Fair Vote Canada - January 24, 2006 - News Release
ELECTION 2006: ANOTHER CASE OF ELECTORAL DYSFUNCTION
VOTING SYSTEM REWARDS SEPARATISTS, PUNISHES WESTERN LIBERALS, URBAN CONSERVATIVES, NEW DEMOCRATS, AND GREENS
Once again, Canada’s antiquated first-past-the-post system wasted millions of votes, distorted results, severely punished large blocks of voters, exaggerated regional differences, created an unrepresentative Parliament, and may possibly have even given us the wrong government.
The chief victims of the January 23 federal election were:
- Western Liberals: In the prairie provinces , Conservatives got three times as many votes as Liberals did, but won nearly ten times as many seats. In Alberta , the Conservative Party won 100% of the seats with 65% of the votes. The 500,000 Albertans who voted otherwise elected no one.
- Urban Conservatives: The 400,000-plus Conservative voters in Toronto , Montreal , and Vancouver should have been able to elect about nine MPs, but instead elected no one. The three cities together will not have a single MP in the governing caucus, let alone the cabinet.
- New Democrats: The NDP attracted a million more votes than the Bloc, but the voting system gave the Bloc 51 seats, the NDP 29. Nearly 18% of Canadians voted NDP, but the party won less than 10% of the seats and does not hold the balance of power, unlike the Liberals and the Bloc.
- Green Party: More than 650,000 Green Party voters across the country elected no one, while 475,000 Liberal voters in Atlantic Canada elected 20 MPs.
- Federalists and nationalists: As usual, the voting system turned entire regions of Canada into partisan fiefdoms, rather than allowing the diversity of views in all regions to be fairly represented in Parliament and within each national party.
“How can anyone continue to think that this voting system gives us good geographic representation,” said Wayne Smith, President of Fair Vote Canada , “when it fragments and divides our country like this?”

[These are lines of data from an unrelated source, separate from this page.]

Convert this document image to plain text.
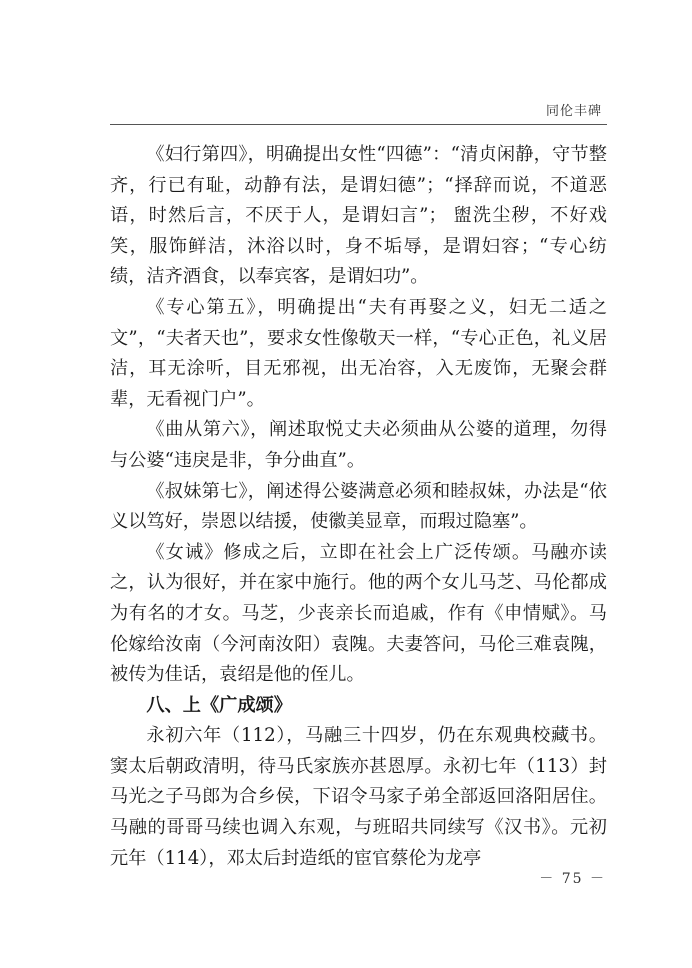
同伦丰碑

《妇行第四》，明确提出女性“四德”：“清贞闲静，守节整齐，行已有耻，动静有法，是谓妇德”；“择辞而说，不道恶语，时然后言，不厌于人，是谓妇言”； 盥洗尘秽，不好戏笑，服饰鲜洁，沐浴以时，身不垢辱，是谓妇容；“专心纺绩，洁齐酒食，以奉宾客，是谓妇功”。

《专心第五》，明确提出“夫有再娶之义，妇无二适之文”，“夫者天也”，要求女性像敬天一样，“专心正色，礼义居洁，耳无涂听，目无邪视，出无冶容，入无废饰，无聚会群辈，无看视门户”。

《曲从第六》，阐述取悦丈夫必须曲从公婆的道理，勿得与公婆“违戾是非，争分曲直”。

《叔妹第七》，阐述得公婆满意必须和睦叔妹，办法是“依义以笃好，崇恩以结援，使徽美显章，而瑕过隐塞”。

《女诫》修成之后，立即在社会上广泛传颂。马融亦读之，认为很好，并在家中施行。他的两个女儿马芝、马伦都成为有名的才女。马芝，少丧亲长而追戚，作有《申情赋》。马伦嫁给汝南（今河南汝阳）袁隗。夫妻答问，马伦三难袁隗，被传为佳话，袁绍是他的侄儿。

八、上《广成颂》

永初六年（112），马融三十四岁，仍在东观典校藏书。窦太后朝政清明，待马氏家族亦甚恩厚。永初七年（113）封马光之子马郎为合乡侯，下诏令马家子弟全部返回洛阳居住。马融的哥哥马续也调入东观，与班昭共同续写《汉书》。元初元年（114），邓太后封造纸的宦官蔡伦为龙亭

－ 75 －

“Had results been fair, it is possible that we may have even seen a different government,” said Smith. “The Liberals, NDP, and Greens represent a majority, and together they would have held a majority of seats.”
Had the same votes been cast under a proportional voting system, Fair Vote Canada projected that the seats allocation would have been approximately as follows:
Conservatives - 36.3% of the popular vote: 113 seats (not 124)
Liberals - 30.1% of the popular vote: 93 seats (not 103)
NDP - 17.5% of the popular vote: 59 seats (not 29)
Bloc - 10.5% of the popular vote: 31 seats (not 51)
Greens - 4.5% of the popular vote: 12 seats (not 0)
However, Smith emphasized that speculation should be tempered.
“With a different voting system, people would have voted differently,” he said. “There would have been no need for strategic voting. We would likely have seen higher voter turnout. We would have had different candidates - more women, and more diversity of all kinds. We would have had more real choices.”
“The voting system really matters – a lot – and the system we have is simply not acceptable in a modern democracy.”